L’homme qui courait portait une barbe. Ses vêtements, bien que sales et déchirés, semblaient avoir été autrefois des tenues de randonnée de marque, coûteuses. Ses bottes, couvertes de boue, paraissaient encore rigides – à peine portées.

— Monsieur ! appela Amy en direction de l’homme, baissant son arme pour ne pas l’effrayer davantage, sans toutefois la ranger. Vous êtes en sécurité maintenant. Je m’appelle Amy – je suis agent spécial au Département américain de la pêche et de la faune.

L’homme sortit des bois jusqu’au bord du sentier, clignant des yeux vers Amy comme si elle était une créature venue d’une autre planète. Ses yeux bleus étaient écarquillés, injectés de sang, fous de panique et de fatigue. Ses cheveux et sa barbe étaient en bataille, parsemés de brindilles et de feuilles dans tous les sens.

— La mort ! répéta-t-il. Personne n’est en sécurité ! Il faut fuir !

— Monsieur, il faut que vous me disiez ce qui s’est passé. Qui cherchez-vous à fuir ? demanda Amy d’une voix calme et posée, tout en scrutant la forêt embrumée derrière lui, à l’affût du moindre mouvement. Seuls les pépiements et les bruits furtifs des animaux dérangés lui répondaient.

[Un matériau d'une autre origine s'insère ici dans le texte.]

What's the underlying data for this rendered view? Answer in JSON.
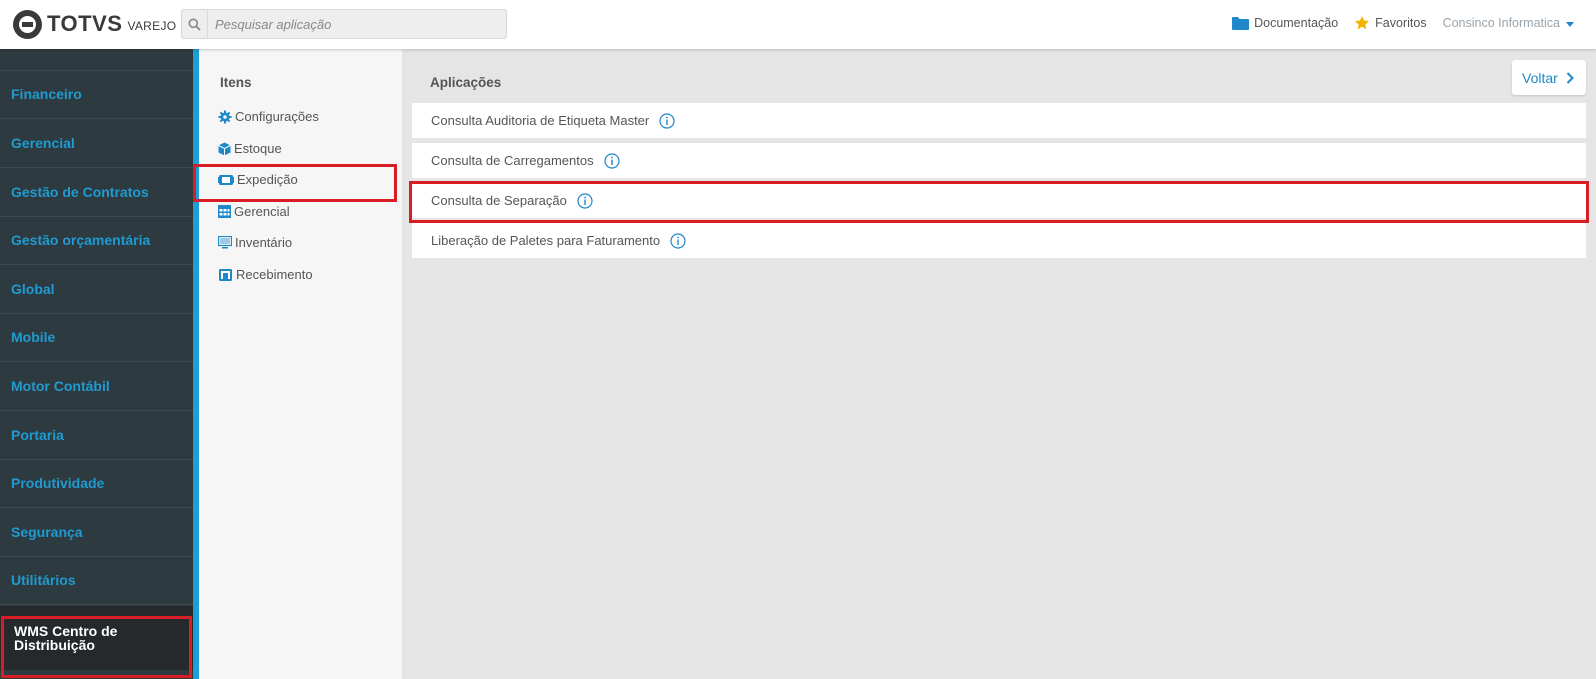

— La mort, la mort, haleta l’homme. Il continuait d’avancer, mais plus lentement que lorsqu’il était arrivé, descendant le sentier. Amy le suivit de près, sortant son talkie-walkie.

— Poste de garde W-33, ici l’agent spécial Amy Rush, indicatif 4201. Vous me recevez ? Terminé.

— Ici le poste de garde W-33, on vous entend parfaitement, Rush. Terminé.

— J’ai trouvé un homme seul dans les bois, près du repère 194, poste de garde. Il a l’air très secoué – sûrement perdu. Je vais le ramener à la station. On va lui donner un café bien chaud et essayer de savoir qui il est et ce qui s’est passé. Terminé.

— Bien reçu, Rush. On vous attend à la station. Terminé.

— J’en ai pour moins de vingt-cinq minutes, dit Amy, ajoutant à voix basse : Si je mets plus d’une demi-heure, donnez l’alerte. Terminé.

L’homme, toujours pressé de s’éloigner de l’endroit d’où il était sorti, prenait de l’avance sur elle le long du sentier. Amy se mit à trottiner pour le rattraper.